The Dan David Prize is the largest history prize in the world. It is awarded by the Dan David Foundation at Tel Aviv University in Israel to up to nine early and mid-career scholars and practitioners in the historical disciplines. The honor comes with a $300,000 prize. The prize was established in 2001 by Dan David, who lived through Nazi and Communist persecution in his native Romania before becoming a global business leader and philanthropist.

Two of the winners this year are American women historians.

Kimberly Welch is an associate professor of history at Vanderbilt University in Nashville. Her scholarship has revealed new dimensions of slavery, race, and the law in the American South during the nineteenth century. She examines trial court records, church disciplinary hearings, and other local legal records in order to uncover the role ordinary people played in shaping legal processes. Dr. Welch is the author of Black Litigants in the Antebellum American South (University of North Carolina Press, 2018). She is currently working on a book that examines free Black moneylenders and their involvement in the credit economy of the early modern Atlantic world. Dr. Welch is a graduate of Fort Lewis College in Durango, Colorado. She earned a master’s degree at American University in Washington, D.C., and a Ph.D. at the University of Maryland.

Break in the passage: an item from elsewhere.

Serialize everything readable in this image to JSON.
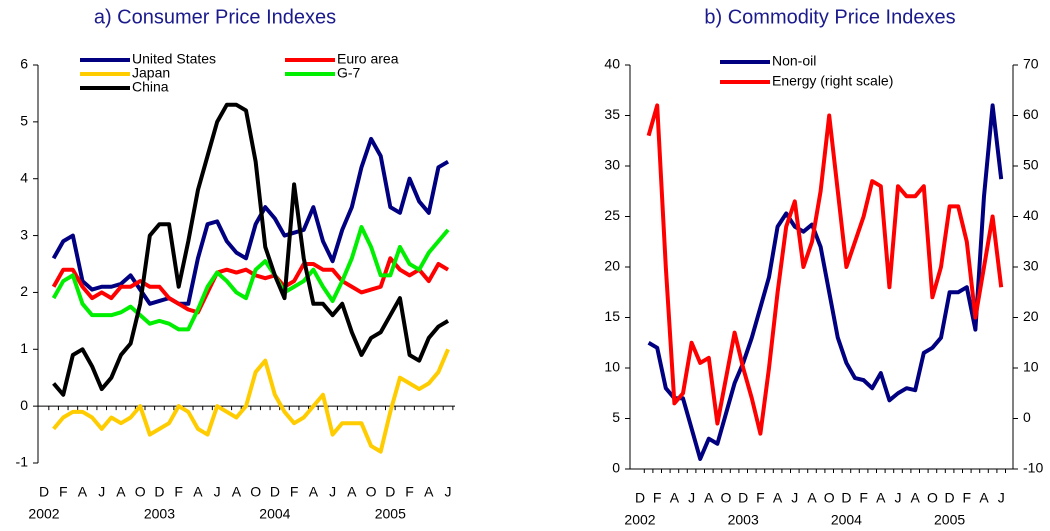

Kristina Richardson is an associate professor at Queens College in New York and the Graduate Center of the City University of New York. Dr. Richardson’s research is based on the writings and material production of non-elites in the medieval Middle East. She has analyzed the intellectual networks of medieval disabled writers, explored the degraded position of blue- and green-eyed people in early Islamic societies, identified the only known pre-modern Arabic sign alphabet, and co-published a study and edition of the earliest known Arabic notebook of an artisan or merchant. Dr. Richardson is the author of Difference and Disability in the Medieval Islamic World (Edinburgh University Press, 2012) and Gypsies in the Medieval Islamic World: The History of a People (I.B. Tauris, 2021). Dr. Richardson earned a bachelor’s degree in history at Princeton University and received a master’s degree and a Ph.D. at the University of Michigan.